A fashionable woman at a Parisian cafe is the subject of this oil on canvas by the Ukrainian artist Elie-Anatole Pavil. Pavil, who emigrated to Paris in 1892, is celebrated for his Belle Époque scenes that capture the vivacious atmosphere of Paris, from its lively cafes and night clubs to its glamorous women. His exceptional canvases, with their broad brushwork and modern use of color, are reminiscent of the great Impressionists Edgar Degas and Pierre-Auguste Renoir. Au Café is exemplary of his output, boasting a compelling composition, a fashionable subject, and a highly modern palette.
Born in Odessa in 1873, Elie-Anatole Pavil moved to Paris in 1892, establishing himself in the bustling artistic neighborhood of Montmartre. He became a frequent exhibitor at the Salon des Artists Français, Salon des Indépendants, and the Salon d’Automne, where his portraits of fashionable Parisian women and everyday scenes in cafés were widely praised alongside the Impressionists of the age. Claude Monet, perhaps the era’s most popular painter, is known to have described Pavil’s paintings as “little marvels.”
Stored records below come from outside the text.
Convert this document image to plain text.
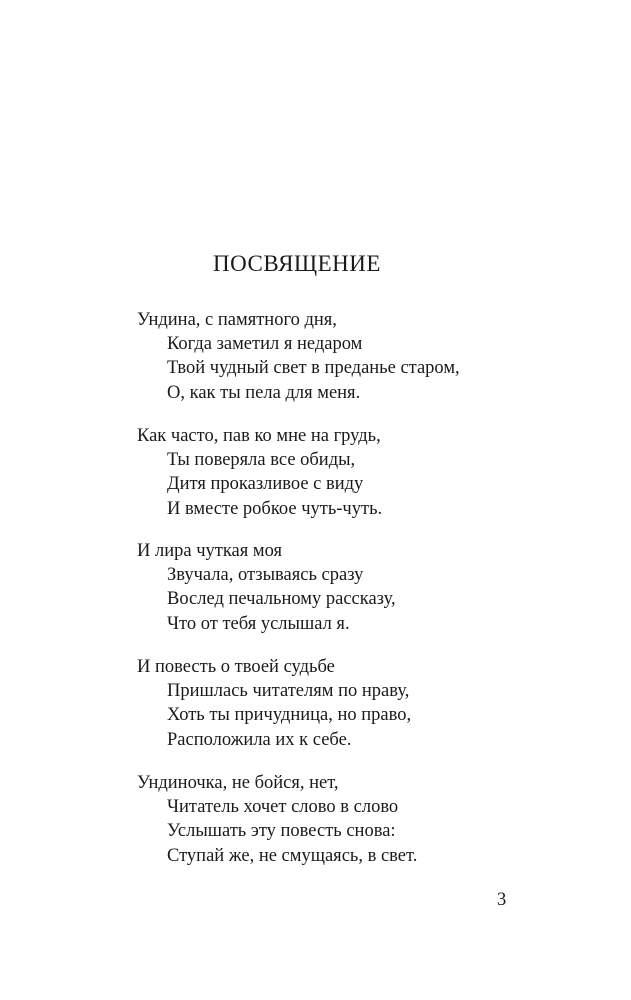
ПОСВЯЩЕНИЕ
Ундина, с памятного дня,
Когда заметил я недаром
Твой чудный свет в преданье старом,
О, как ты пела для меня.
Как часто, пав ко мне на грудь,
Ты поверяла все обиды,
Дитя проказливое с виду
И вместе робкое чуть-чуть.
И лира чуткая моя
Звучала, отзываясь сразу
Вослед печальному рассказу,
Что от тебя услышал я.
И повесть о твоей судьбе
Пришлась читателям по нраву,
Хоть ты причудница, но право,
Расположила их к себе.
Ундиночка, не бойся, нет,
Читатель хочет слово в слово
Услышать эту повесть снова:
Ступай же, не смущаясь, в свет.
3
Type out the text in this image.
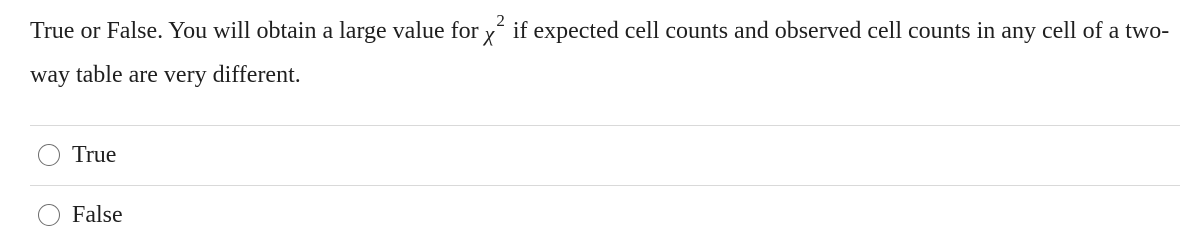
True or False. You will obtain a large value for $\chi^2$ if expected cell counts and observed cell counts in any cell of a two-way table are very different.
True
False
He received a number of awards throughout his career, including silver medals from the Salon in both 1930 and 1931. Eventually, he was named a Chevalier de la Légion d’Honneur, a remarkable achievement for an artist who was not born in France. Later in his career, he moved to Morocco, where he continued to paint his modern scenes of everyday life. Today, his works can be found in important museum collections throughout Europe, including the Musée d’Orsay (Paris) and the Musée du Petit Palais (Paris).